Però la storia di Rigivan è bella lo stesso. Ed è bello lui col suo faccione scuro, indiano, italiano, coi denti scintillanti quando ride, con la sua medagliona in cui si specchia. Col suo coraggio contro una malattia carogna. Ci sono ragazzini zombie che, siccome si sentono “un po’ fuori dal mondo”, per entrarci trucidano la famiglia; e ci sono giovani mascalzoni che, siccome “mi ha preso la voglia”, scannano la prima che trovano, “però le ho chiesto scusa”. E tutti giù a cercar di capire, per non capire, per legittimare, per sciacquarsi la coscienza nell’acqua insanguinata dell’ipocrisia. Poi c’è uno di 25 anni che quando sa non si alzerà più sulle sue gambe, si butta nello sport e diventa oro olimpico. Allora lo vedi che la via d’uscita c’è? Lo vedi che non c’è tanto da teorizzare, da spiegare, questi mostri, zombie, quello uomo, superuomo, inno alla volontà e al coraggio? Ecco, noi abbiamo bisogno di gente così. Un disperato bisogno ne abbiamo.

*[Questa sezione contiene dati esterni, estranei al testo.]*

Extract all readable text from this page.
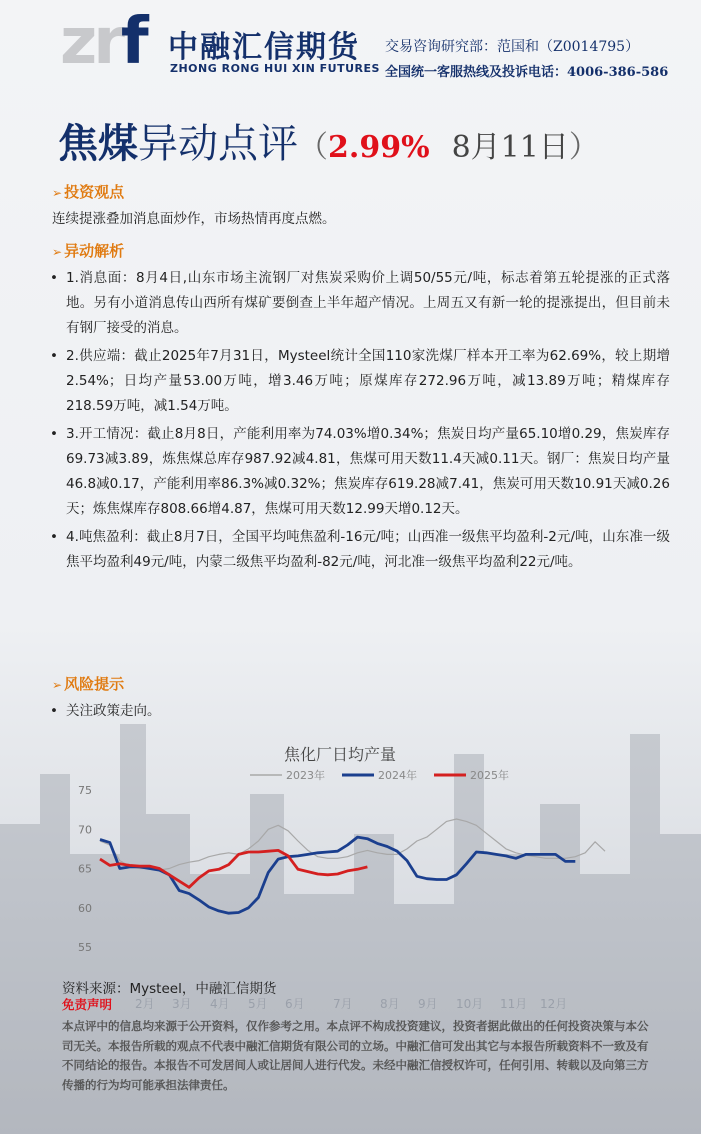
zrf 中融汇信期货
ZHONG RONG HUI XIN FUTURES
交易咨询研究部：范国和（Z0014795）
全国统一客服热线及投诉电话：4006-386-586
焦煤异动点评（2.99% 8月11日）
➢ 投资观点
连续提涨叠加消息面炒作，市场热情再度点燃。
➢ 异动解析
• 1.消息面：8月4日,山东市场主流钢厂对焦炭采购价上调50/55元/吨，标志着第五轮提涨的正式落地。另有小道消息传山西所有煤矿要倒查上半年超产情况。上周五又有新一轮的提涨提出，但目前未有钢厂接受的消息。
• 2.供应端：截止2025年7月31日，Mysteel统计全国110家洗煤厂样本开工率为62.69%，较上期增2.54%；日均产量53.00万吨，增3.46万吨；原煤库存272.96万吨，减13.89万吨；精煤库存218.59万吨，减1.54万吨。
• 3.开工情况：截止8月8日，产能利用率为74.03%增0.34%；焦炭日均产量65.10增0.29，焦炭库存69.73减3.89，炼焦煤总库存987.92减4.81，焦煤可用天数11.4天减0.11天。钢厂：焦炭日均产量46.8减0.17，产能利用率86.3%减0.32%；焦炭库存619.28减7.41，焦炭可用天数10.91天减0.26天；炼焦煤库存808.66增4.87，焦煤可用天数12.99天增0.12天。
• 4.吨焦盈利：截止8月7日，全国平均吨焦盈利-16元/吨；山西准一级焦平均盈利-2元/吨，山东准一级焦平均盈利49元/吨，内蒙二级焦平均盈利-82元/吨，河北准一级焦平均盈利22元/吨。
➢ 风险提示
• 关注政策走向。
焦化厂日均产量
2023年	2024年	2025年
55
60
65
70
75
2月 3月 4月 5月 6月 7月 8月 9月 10月 11月 12月
资料来源：Mysteel，中融汇信期货
免责声明
本点评中的信息均来源于公开资料，仅作参考之用。本点评不构成投资建议，投资者据此做出的任何投资决策与本公司无关。本报告所载的观点不代表中融汇信期货有限公司的立场。中融汇信可发出其它与本报告所载资料不一致及有不同结论的报告。本报告不可发居间人或让居间人进行代发。未经中融汇信授权许可，任何引用、转载以及向第三方传播的行为均可能承担法律责任。
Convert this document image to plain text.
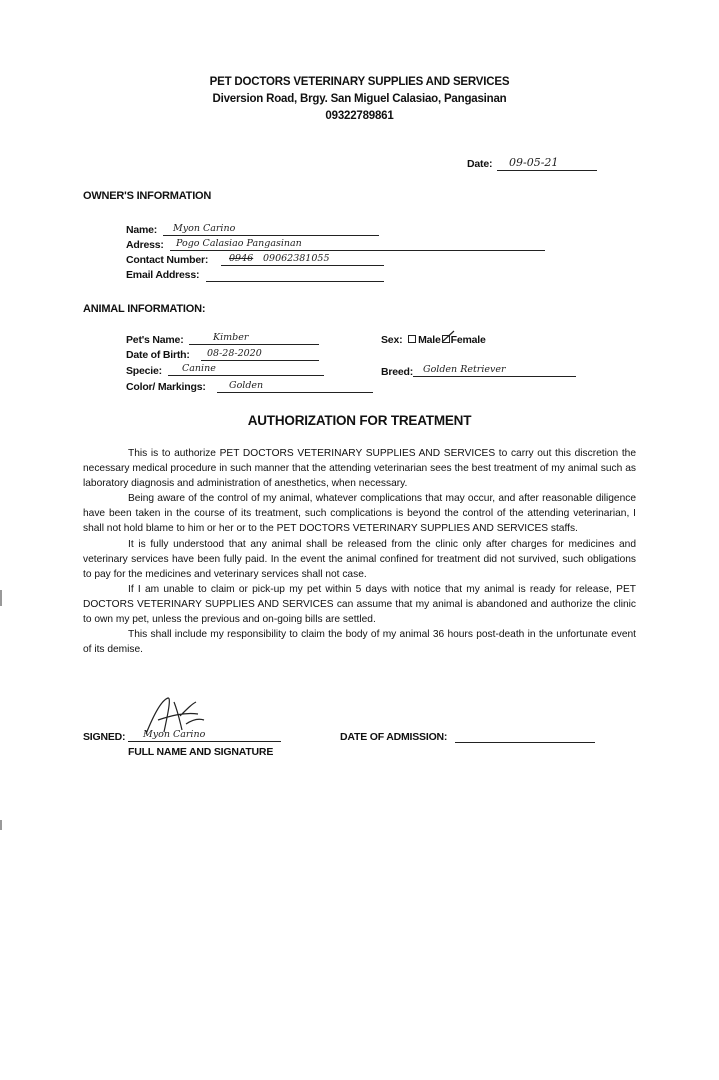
PET DOCTORS VETERINARY SUPPLIES AND SERVICES
Diversion Road, Brgy. San Miguel Calasiao, Pangasinan
09322789861
Date: 09-05-21
OWNER'S INFORMATION
Name: Myon Carino
Adress: Pogo Calasiao Pangasinan
Contact Number: 0946 09062381055
Email Address:
ANIMAL INFORMATION:
Pet's Name:	Kimber
Date of Birth: 08-28-2020
Specie: Canine
Color/ Markings: Golden
Sex: Male Female
Breed: Golden Retriever
AUTHORIZATION FOR TREATMENT

This is to authorize PET DOCTORS VETERINARY SUPPLIES AND SERVICES to carry out this discretion the necessary medical procedure in such manner that the attending veterinarian sees the best treatment of my animal such as laboratory diagnosis and administration of anesthetics, when necessary.

Being aware of the control of my animal, whatever complications that may occur, and after reasonable diligence have been taken in the course of its treatment, such complications is beyond the control of the attending veterinarian, I shall not hold blame to him or her or to the PET DOCTORS VETERINARY SUPPLIES AND SERVICES staffs.

It is fully understood that any animal shall be released from the clinic only after charges for medicines and veterinary services have been fully paid. In the event the animal confined for treatment did not survived, such obligations to pay for the medicines and veterinary services shall not case.

If I am unable to claim or pick-up my pet within 5 days with notice that my animal is ready for release, PET DOCTORS VETERINARY SUPPLIES AND SERVICES can assume that my animal is abandoned and authorize the clinic to own my pet, unless the previous and on-going bills are settled.

This shall include my responsibility to claim the body of my animal 36 hours post-death in the unfortunate event of its demise.

SIGNED: Myon Carino
FULL NAME AND SIGNATURE
DATE OF ADMISSION:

Giovani così, che non si perdono nelle sciocche polemiche, non vedono i fantasmi per diventare influencer, combattono e vincono. Italiani, non italiani, sempre italiani, e se il Vannacci non li vede somaticamente compatibili, beh, è proprio un problema suo (e, per favore, la smettesse di rompere le balle per la X volta).